Communication Tops Employers’ Wants in New-Hires
The top “resilient human skills” appearing in 84 percent of job postings are communication, (both written and oral), management and leadership skills, problem solving, teamwork, and critical thinking, according to findings from the labor market analytic firm Emsi.
Among those essential interpersonal skills, communication wins (35 percent).
Resilient skills are especially valuable during times of crisis such as the COVID-19 pandemic. Consequently, it makes sense that grads should highlight these abilities on their résumés, and current students should focus on acquiring them.
Communication is considered an important core business skill because it is necessary for success in nearly every arena.

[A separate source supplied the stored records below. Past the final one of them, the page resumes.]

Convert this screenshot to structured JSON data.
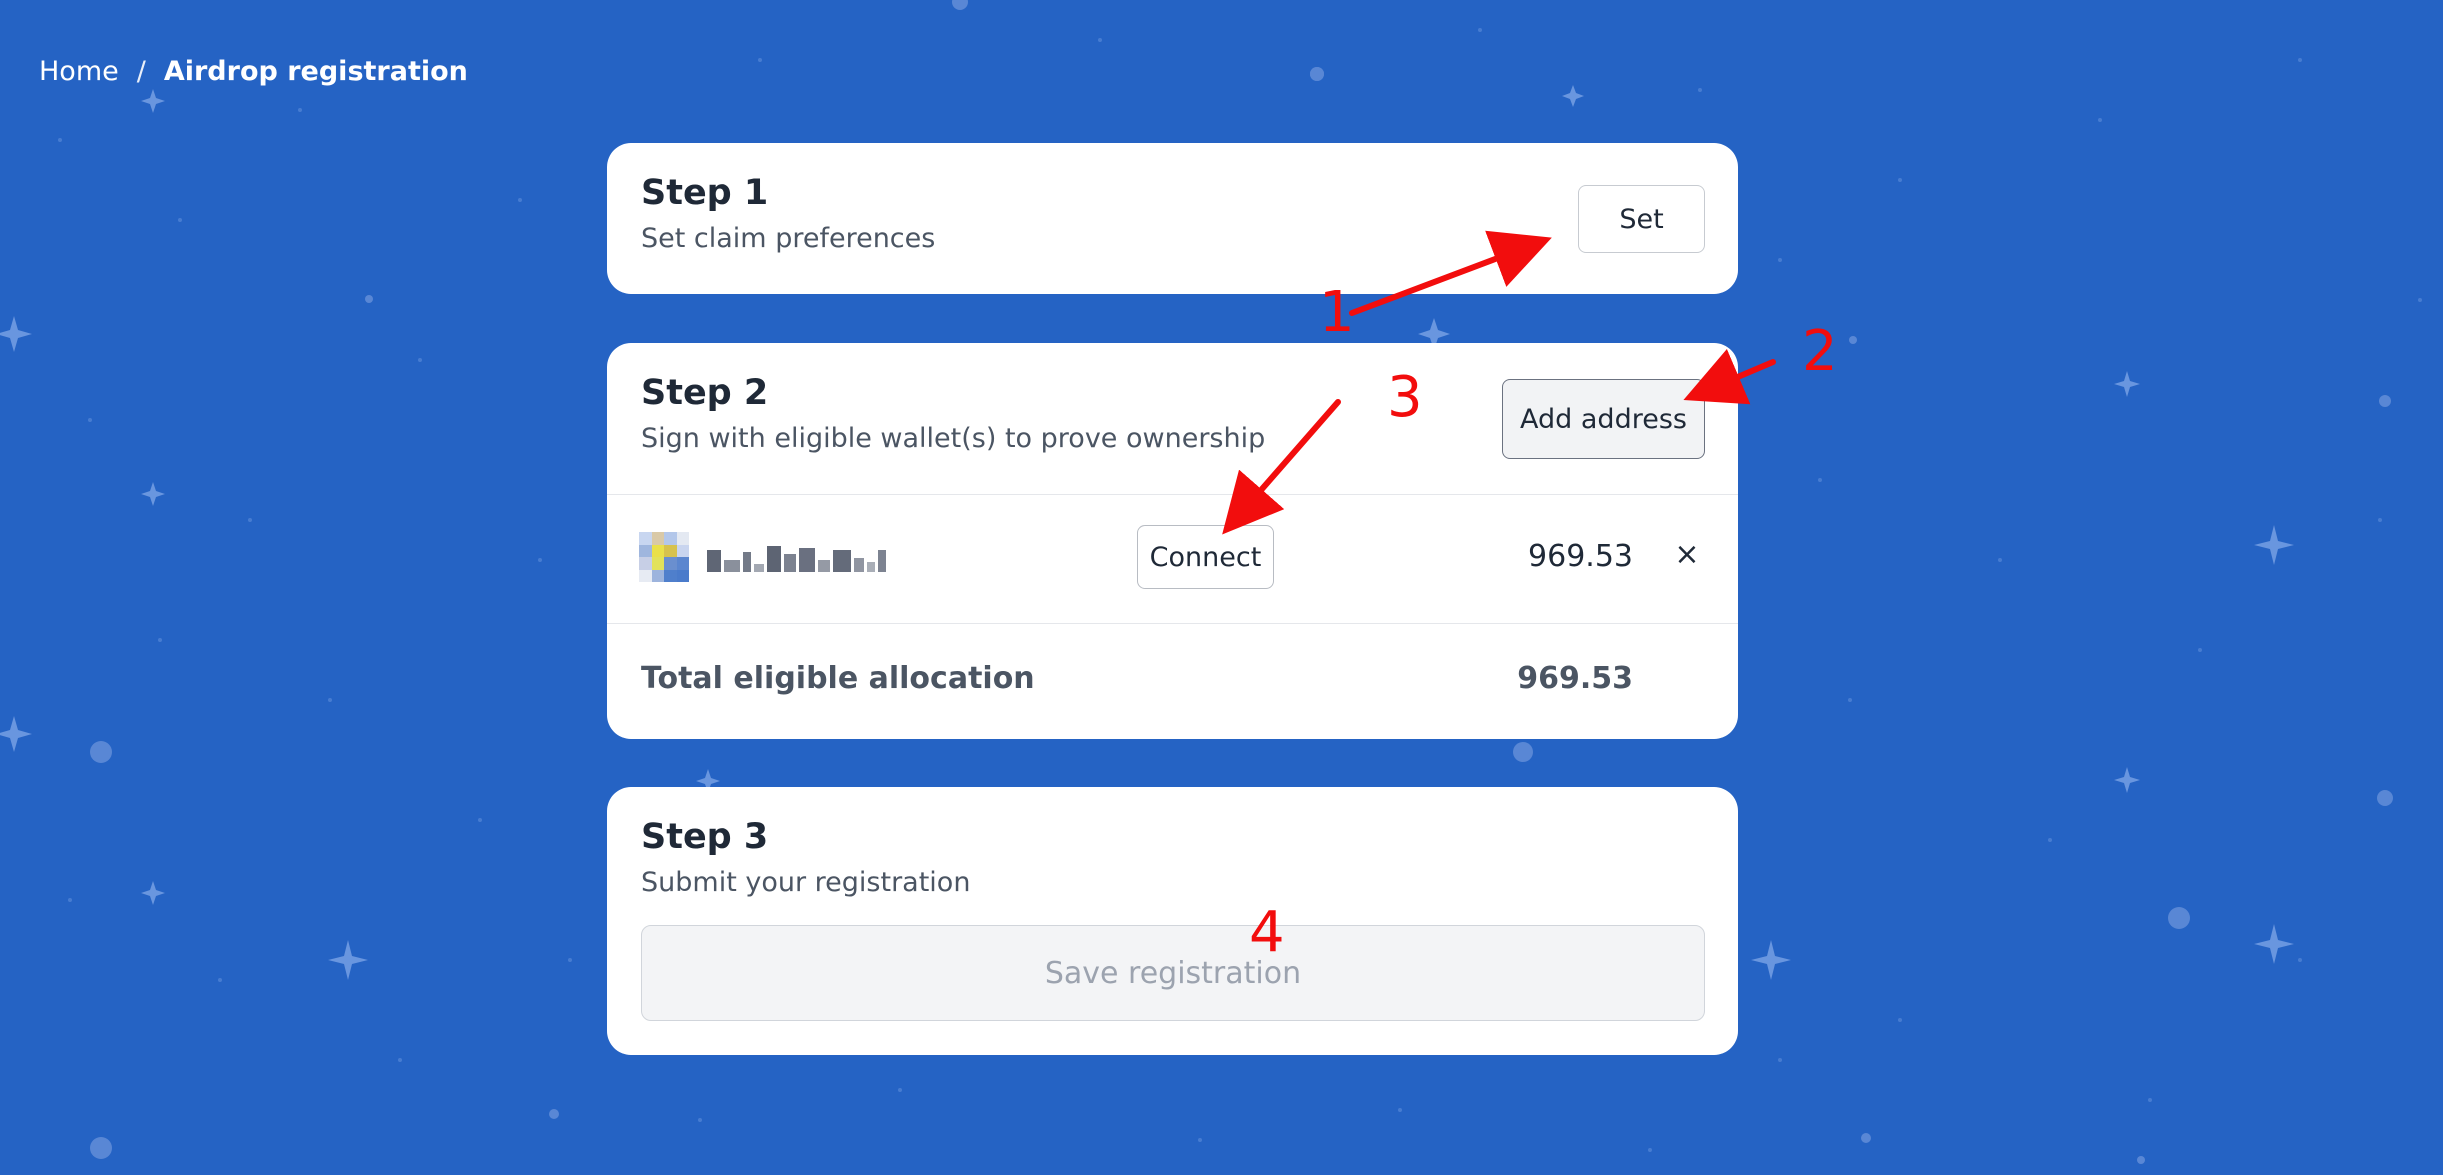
{
  "breadcrumb": {
    "home": "Home",
    "separator": "/",
    "current": "Airdrop registration"
  },
  "step1": {
    "title": "Step 1",
    "subtitle": "Set claim preferences",
    "button_label": "Set"
  },
  "step2": {
    "title": "Step 2",
    "subtitle": "Sign with eligible wallet(s) to prove ownership",
    "add_button_label": "Add address",
    "wallet": {
      "address": "(pixelated address)",
      "connect_label": "Connect",
      "amount": "969.53",
      "remove_label": "×"
    },
    "total_label": "Total eligible allocation",
    "total_value": "969.53"
  },
  "step3": {
    "title": "Step 3",
    "subtitle": "Submit your registration",
    "save_label": "Save registration"
  },
  "annotations": {
    "n1": "1",
    "n2": "2",
    "n3": "3",
    "n4": "4"
  },
  "colors": {
    "background": "#2563c4",
    "card": "#ffffff",
    "annotation_red": "#f20d0d",
    "disabled_text": "#9ca3af"
  }
}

While technical skills such as data analysis, software development, and programming languages can seem to be stealing the spotlight, no business can survive without the human beings who interact with customers, market the firm’s products, and oversee the company’s operations—in other words, communication.
So while having technical skills is desirable, having technical skills plus resilient skills such as communication is even more desirable. Jobs requiring people who are good at interpersonal communication, persuasive communication, and content creation are projected to grow eight percent over the next five years. Some, e.g., technical writers, earn a median advertised salary of $70,000/year.
College students planning on preparing for careers should pay heed and work toward acquiring the skills employers seek and need.
- Why do today’s workers need to be resilient and flexible?
- Name several industries in which written and oral communication are important.
- Why do you think having both breadth of knowledge and depth of knowledge makes a worker highly valuable?